2011 UK local government election

Map of the results of the 2011 Wyre Forest District Council election. Conservatives in blue, Labour in red, Health Concern in pink, Liberals in orange and independent in light grey. Wards in dark grey were not contested in 2011.

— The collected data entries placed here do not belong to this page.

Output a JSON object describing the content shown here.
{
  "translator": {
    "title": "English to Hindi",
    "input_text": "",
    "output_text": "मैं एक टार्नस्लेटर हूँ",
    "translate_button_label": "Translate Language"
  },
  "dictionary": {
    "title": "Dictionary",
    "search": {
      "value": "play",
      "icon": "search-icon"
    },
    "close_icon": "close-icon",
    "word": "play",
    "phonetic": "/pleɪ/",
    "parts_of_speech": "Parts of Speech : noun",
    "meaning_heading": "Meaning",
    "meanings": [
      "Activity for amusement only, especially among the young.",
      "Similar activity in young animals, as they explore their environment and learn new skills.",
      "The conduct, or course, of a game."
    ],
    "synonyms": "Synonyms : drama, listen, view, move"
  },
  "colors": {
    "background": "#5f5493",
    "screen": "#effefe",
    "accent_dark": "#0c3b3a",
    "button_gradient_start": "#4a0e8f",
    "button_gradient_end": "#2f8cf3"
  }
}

The 2011 Wyre Forest District Council election took place on 5 May 2011 to elect members of Wyre Forest District Council in Worcestershire, England. One third of the council was up for election and the Conservative Party stayed in overall control of the council.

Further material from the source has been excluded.